The neural mechanisms of risk for alcohol use disorder among college students

PROJECT SUMMARY/ABSTRACT
Individuals with a history of childhood trauma are at an increased risk of developing an alcohol use disorder
(AUD), a susceptibility that is further enhanced if they have a family history of this disorder. In fact, approximately
50% of the risk for developing an alcohol use disorder (AUD) is driven by genetic factors. Thus, evidence
suggests that both genetic and environmental risk factors contribute to AUD and that these factors likely exert
combined effects. However, the neural mechanisms by which these risk factors contribute to the development
of AUD are not yet understood. Research in individuals with a family history of AUD suggests that this genetic
predisposition produces increased behavioral impulsivity. Previous research in victims of childhood maltreatment
has likewise identified cognitive and affective consequences of childhood stress, including increased impulsivity.
It is noteworthy that impulsive behavior is not only characteristic of individuals with a current AUD, but is also a
predictor later life alcohol use among adolescents, suggesting these behaviors precede the development of
AUD. This proposed training and research study are built on the hypothesis that impulsivity functions as an
intermediate phenotype that mediates the relationship between genetic and environmental risk factors for AUD
and problem drinking. The training project will focus on two domains of impulsivity – discounting of delayed
rewards and response inhibition – based on strong evidence supporting their link to both AUD and its risk factors.
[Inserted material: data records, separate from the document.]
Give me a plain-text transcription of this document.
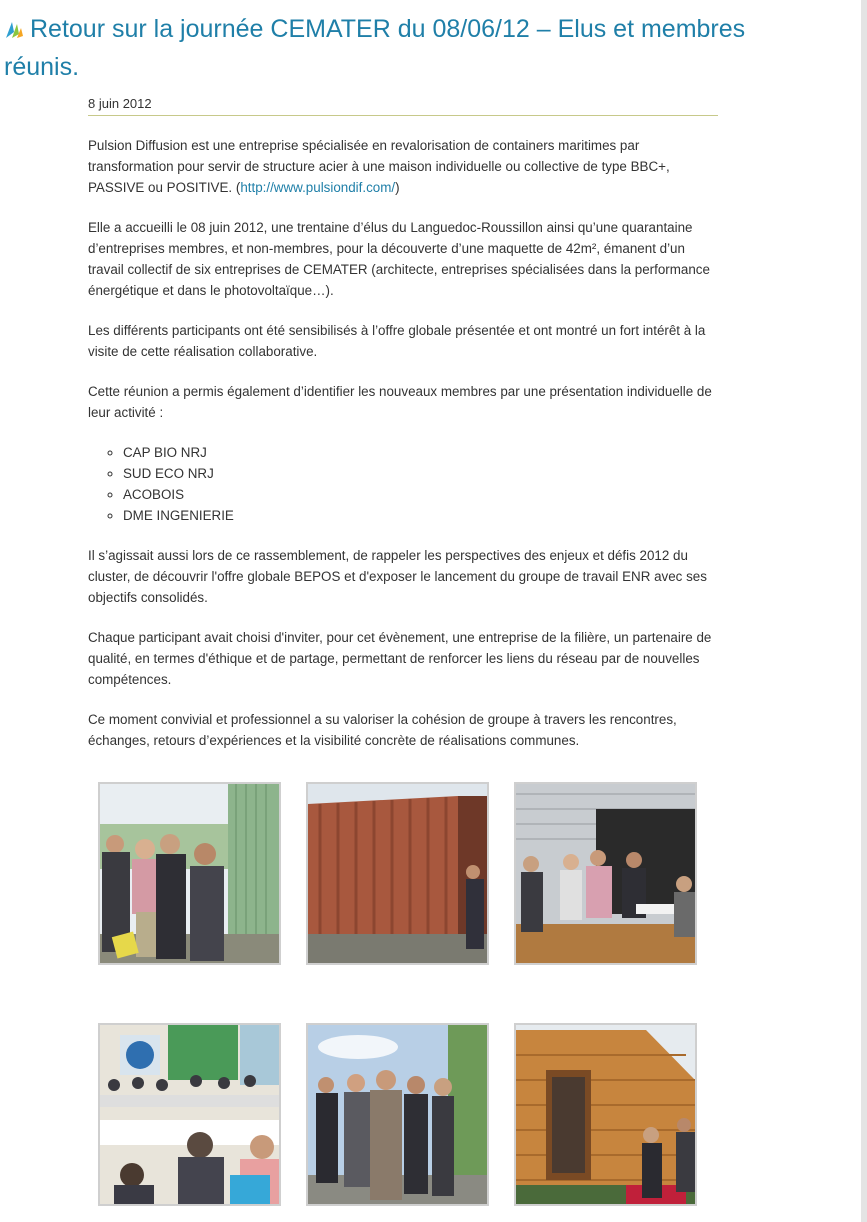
Retour sur la journée CEMATER du 08/06/12 – Elus et membres réunis.
8 juin 2012

Pulsion Diffusion est une entreprise spécialisée en revalorisation de containers maritimes par transformation pour servir de structure acier à une maison individuelle ou collective de type BBC+, PASSIVE ou POSITIVE. (http://www.pulsiondif.com/)

Elle a accueilli le 08 juin 2012, une trentaine d’élus du Languedoc-Roussillon ainsi qu’une quarantaine d’entreprises membres, et non-membres, pour la découverte d’une maquette de 42m², émanent d’un travail collectif de six entreprises de CEMATER (architecte, entreprises spécialisées dans la performance énergétique et dans le photovoltaïque…).

Les différents participants ont été sensibilisés à l’offre globale présentée et ont montré un fort intérêt à la visite de cette réalisation collaborative.

Cette réunion a permis également d’identifier les nouveaux membres par une présentation individuelle de leur activité :

◦ CAP BIO NRJ
◦ SUD ECO NRJ
◦ ACOBOIS
◦ DME INGENIERIE

Il s’agissait aussi lors de ce rassemblement, de rappeler les perspectives des enjeux et défis 2012 du cluster, de découvrir l'offre globale BEPOS et d'exposer le lancement du groupe de travail ENR avec ses objectifs consolidés.

Chaque participant avait choisi d'inviter, pour cet évènement, une entreprise de la filière, un partenaire de qualité, en termes d'éthique et de partage, permettant de renforcer les liens du réseau par de nouvelles compétences.

Ce moment convivial et professionnel a su valoriser la cohésion de groupe à travers les rencontres, échanges, retours d’expériences et la visibilité concrète de réalisations communes.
The first Aim will include a neuroimaging investigation of the these two tasks of impulsivity and an examination
of the large-scale neural network correlates of risk factors for AUD. Longitudinal analyses (Aim 2) will examine
the predictive relationship between neural measures of impulsivity on these tasks and changes in alcohol
consumption over a three year follow-up timeline. Finally, Aim 3 is dedicated to examining the sex-dependent
neural alterations associated with risk for AUD and well as sex-dependent relationships between the brain and
alcohol use trajectories. The candidate’s prior training in the neurodevelopmental consequences of childhood
trauma, cognitive neuroscience of addiction, sex differences, advanced statistical approaches, and
neuroimaging methodologies provide a strong foundation for the proposed research project. The proposed
training experiences will fill additional gaps through a combination of mentoring, didactic coursework, seminars,
and conferences. The training plan is particularly tailored to provide additional support in alcoholism research
and provides an extension into the study of addiction genetics. The training experience will be led by Dr. Charlotte
Boettiger, an expert in behavioral and neuroimaging biomarkers of addiction, and supported by co-mentors Dr.
Fulton Crews, an expert in the neurobiology of AUD, and Dr. Kirk Wilhelmsen, an expert in addiction genetics.
The completion of this training will provide a strong foundation enabling the candidate to pursue independent
research and will provide adequate knowledge, publications, and pilot data to be competitive for future grant
applications focused on elucidating the neural basis of risk for AUD.